November 10

What was advertised in a colonial American newspaper 250 years ago today?

Nov 10 - 11:10:1768 New-York Journal Supplement
Supplement to the New-York Journal (November 10, 1768).

“A Large and neat Assortment of Windsor Chairs.”

A woodcut depicting a Windsor chair dominated Jonathan Hampton’s advertisement in the Supplement to the New-York Journal published on November 10, 1768. In that regard, his advertisement deviated significantly from the vast majority of paid notices placed in newspapers throughout the colonies. Most advertisements consisted entirely of text unaccompanied by images, in part because woodcuts required an additional investment. Printers did provide some woodcuts that advertisers could insert in their notices, but they were limited to a narrow selection. The selection was usually limited to depictions of ships, houses, horses, slaves, and runaways (servants and slaves). They were used interchangeably. For instance, a real estate advertisement could incorporate any woodcut depicting a house; the details of the woodcut did not necessarily correspond to the description of the house offered in the copy.

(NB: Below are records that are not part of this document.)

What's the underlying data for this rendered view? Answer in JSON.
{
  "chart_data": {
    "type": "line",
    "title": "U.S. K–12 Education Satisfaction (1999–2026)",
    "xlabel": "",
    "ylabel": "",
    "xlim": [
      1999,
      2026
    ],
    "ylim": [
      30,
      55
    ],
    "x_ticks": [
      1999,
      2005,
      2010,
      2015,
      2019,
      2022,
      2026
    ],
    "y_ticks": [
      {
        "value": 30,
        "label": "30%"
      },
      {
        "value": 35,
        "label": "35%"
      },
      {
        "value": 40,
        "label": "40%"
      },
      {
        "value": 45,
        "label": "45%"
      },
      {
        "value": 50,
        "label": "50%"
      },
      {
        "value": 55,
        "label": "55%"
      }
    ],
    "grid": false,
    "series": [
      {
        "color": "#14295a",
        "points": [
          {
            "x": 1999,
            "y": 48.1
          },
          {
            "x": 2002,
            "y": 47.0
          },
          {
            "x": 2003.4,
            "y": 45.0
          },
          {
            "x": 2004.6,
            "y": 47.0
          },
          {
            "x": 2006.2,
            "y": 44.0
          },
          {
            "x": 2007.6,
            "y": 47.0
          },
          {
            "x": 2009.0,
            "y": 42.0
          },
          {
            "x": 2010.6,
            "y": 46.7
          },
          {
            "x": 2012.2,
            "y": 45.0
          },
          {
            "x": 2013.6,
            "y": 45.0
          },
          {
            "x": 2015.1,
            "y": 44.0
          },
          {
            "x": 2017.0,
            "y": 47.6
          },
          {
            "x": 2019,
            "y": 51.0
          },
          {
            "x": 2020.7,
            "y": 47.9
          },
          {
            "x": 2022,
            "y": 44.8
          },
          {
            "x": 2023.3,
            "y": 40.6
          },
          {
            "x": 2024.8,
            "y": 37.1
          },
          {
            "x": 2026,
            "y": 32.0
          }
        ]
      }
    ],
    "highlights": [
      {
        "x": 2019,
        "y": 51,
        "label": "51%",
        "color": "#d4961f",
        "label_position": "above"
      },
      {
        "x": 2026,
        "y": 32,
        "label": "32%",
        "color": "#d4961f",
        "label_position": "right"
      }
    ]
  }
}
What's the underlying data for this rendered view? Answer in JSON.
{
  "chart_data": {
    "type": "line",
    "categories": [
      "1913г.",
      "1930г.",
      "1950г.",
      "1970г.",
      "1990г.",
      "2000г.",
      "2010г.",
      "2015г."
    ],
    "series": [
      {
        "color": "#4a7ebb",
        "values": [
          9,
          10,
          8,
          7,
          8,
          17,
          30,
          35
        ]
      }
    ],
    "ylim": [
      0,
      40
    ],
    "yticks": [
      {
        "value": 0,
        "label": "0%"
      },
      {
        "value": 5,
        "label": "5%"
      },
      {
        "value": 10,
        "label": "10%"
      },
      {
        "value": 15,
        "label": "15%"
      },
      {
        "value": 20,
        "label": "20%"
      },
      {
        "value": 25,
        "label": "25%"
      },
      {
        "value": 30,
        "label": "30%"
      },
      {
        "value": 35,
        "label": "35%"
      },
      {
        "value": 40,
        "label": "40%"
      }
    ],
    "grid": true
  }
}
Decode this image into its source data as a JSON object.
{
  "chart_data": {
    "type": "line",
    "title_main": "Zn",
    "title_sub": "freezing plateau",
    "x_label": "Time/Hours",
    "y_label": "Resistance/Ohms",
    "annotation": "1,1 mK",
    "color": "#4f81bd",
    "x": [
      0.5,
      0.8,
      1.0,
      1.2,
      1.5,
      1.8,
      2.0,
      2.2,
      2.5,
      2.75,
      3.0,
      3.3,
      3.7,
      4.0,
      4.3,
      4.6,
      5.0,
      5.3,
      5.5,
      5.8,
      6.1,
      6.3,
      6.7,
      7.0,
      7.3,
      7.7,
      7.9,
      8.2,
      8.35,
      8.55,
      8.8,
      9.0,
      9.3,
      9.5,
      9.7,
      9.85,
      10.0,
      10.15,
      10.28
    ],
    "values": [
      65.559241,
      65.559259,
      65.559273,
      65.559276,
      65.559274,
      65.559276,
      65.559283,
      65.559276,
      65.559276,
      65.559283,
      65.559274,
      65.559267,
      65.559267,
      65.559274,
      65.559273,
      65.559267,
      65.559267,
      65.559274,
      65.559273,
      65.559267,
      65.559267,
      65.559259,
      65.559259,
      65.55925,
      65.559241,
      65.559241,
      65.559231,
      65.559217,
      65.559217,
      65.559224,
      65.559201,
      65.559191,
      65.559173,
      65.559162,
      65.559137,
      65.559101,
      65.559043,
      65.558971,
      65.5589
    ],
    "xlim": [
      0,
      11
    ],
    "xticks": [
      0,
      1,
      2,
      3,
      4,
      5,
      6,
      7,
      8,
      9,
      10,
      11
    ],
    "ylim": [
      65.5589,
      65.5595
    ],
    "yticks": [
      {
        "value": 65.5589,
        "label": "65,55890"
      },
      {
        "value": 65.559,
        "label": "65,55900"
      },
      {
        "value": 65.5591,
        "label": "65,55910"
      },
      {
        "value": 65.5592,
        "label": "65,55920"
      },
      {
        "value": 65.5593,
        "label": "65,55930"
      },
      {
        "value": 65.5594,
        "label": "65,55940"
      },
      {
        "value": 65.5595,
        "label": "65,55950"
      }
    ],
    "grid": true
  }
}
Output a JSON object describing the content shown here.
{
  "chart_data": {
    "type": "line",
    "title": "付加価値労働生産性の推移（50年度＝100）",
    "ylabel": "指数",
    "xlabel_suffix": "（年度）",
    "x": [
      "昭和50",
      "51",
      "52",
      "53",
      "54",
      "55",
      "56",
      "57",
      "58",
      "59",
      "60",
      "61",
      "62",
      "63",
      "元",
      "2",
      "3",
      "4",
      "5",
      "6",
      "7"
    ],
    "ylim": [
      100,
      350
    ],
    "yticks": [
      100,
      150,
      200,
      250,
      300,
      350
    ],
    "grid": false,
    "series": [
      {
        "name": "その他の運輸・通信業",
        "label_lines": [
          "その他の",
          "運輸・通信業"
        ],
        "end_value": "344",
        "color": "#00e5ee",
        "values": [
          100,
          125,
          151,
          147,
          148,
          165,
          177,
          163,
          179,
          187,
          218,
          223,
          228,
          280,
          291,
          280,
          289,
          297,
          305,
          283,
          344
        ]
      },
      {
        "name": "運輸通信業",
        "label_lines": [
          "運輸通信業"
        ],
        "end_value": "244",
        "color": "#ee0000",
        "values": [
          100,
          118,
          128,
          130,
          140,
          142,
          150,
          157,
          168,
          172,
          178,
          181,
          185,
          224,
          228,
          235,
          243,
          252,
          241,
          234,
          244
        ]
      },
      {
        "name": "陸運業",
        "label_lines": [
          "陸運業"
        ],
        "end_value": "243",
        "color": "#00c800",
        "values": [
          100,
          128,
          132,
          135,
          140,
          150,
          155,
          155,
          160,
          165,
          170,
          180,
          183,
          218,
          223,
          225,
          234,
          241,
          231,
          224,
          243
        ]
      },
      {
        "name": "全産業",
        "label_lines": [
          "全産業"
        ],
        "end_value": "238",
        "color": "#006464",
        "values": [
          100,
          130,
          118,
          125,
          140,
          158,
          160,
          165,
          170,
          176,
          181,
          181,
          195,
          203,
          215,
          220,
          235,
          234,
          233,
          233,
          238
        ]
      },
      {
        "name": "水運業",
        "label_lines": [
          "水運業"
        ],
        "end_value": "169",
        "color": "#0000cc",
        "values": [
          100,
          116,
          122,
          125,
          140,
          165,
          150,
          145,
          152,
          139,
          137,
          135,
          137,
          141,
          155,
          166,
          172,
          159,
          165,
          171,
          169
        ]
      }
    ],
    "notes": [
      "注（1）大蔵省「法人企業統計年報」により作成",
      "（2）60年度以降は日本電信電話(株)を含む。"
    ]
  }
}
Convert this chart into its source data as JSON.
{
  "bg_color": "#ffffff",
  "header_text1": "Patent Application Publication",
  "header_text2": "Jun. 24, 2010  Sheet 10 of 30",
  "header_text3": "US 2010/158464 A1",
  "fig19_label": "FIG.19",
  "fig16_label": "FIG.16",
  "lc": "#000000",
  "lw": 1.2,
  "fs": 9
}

When advertisers desired to include images that represented their shop signs or, as was the case with Hampton, their merchandise, they could not draw from stock images provided by printers. Instead, they incurred the additional expense of commissioning woodcuts that then belonged exclusively to them. Not only did those images not accompany any other advertisements in a particular publication, advertisers could collect them and submit them from the printing office and submit them for inclusion in advertisements they placed in competing newspapers.

Even though it appears to have been damaged as the result of repeated impressions on a hand-operated press, the woodcut depicting a Windsor chair in Hampton’s advertisement would have drawn attention. Except for the masthead, no images appeared in the standard issue of the New-York Journal distributed on November 10, 1768. The supplement included only two images, Hampston’s Windsor chair and the elaborate frame that enclosed Gerardus Duyckinck’s list of goods he sold “At the Sign of the Looking Glass & Druggist Pot.” That frame incorporated both a looking glass and a druggist pot.

Some advertisements deployed typography or ornamental printing to distinguish them from others, yet they still consisted entirely of text and type. Including a woodcut helped some advertisers to even further differentiate their notices as a means of drawing attention to the goods and services they offered to prospective customers.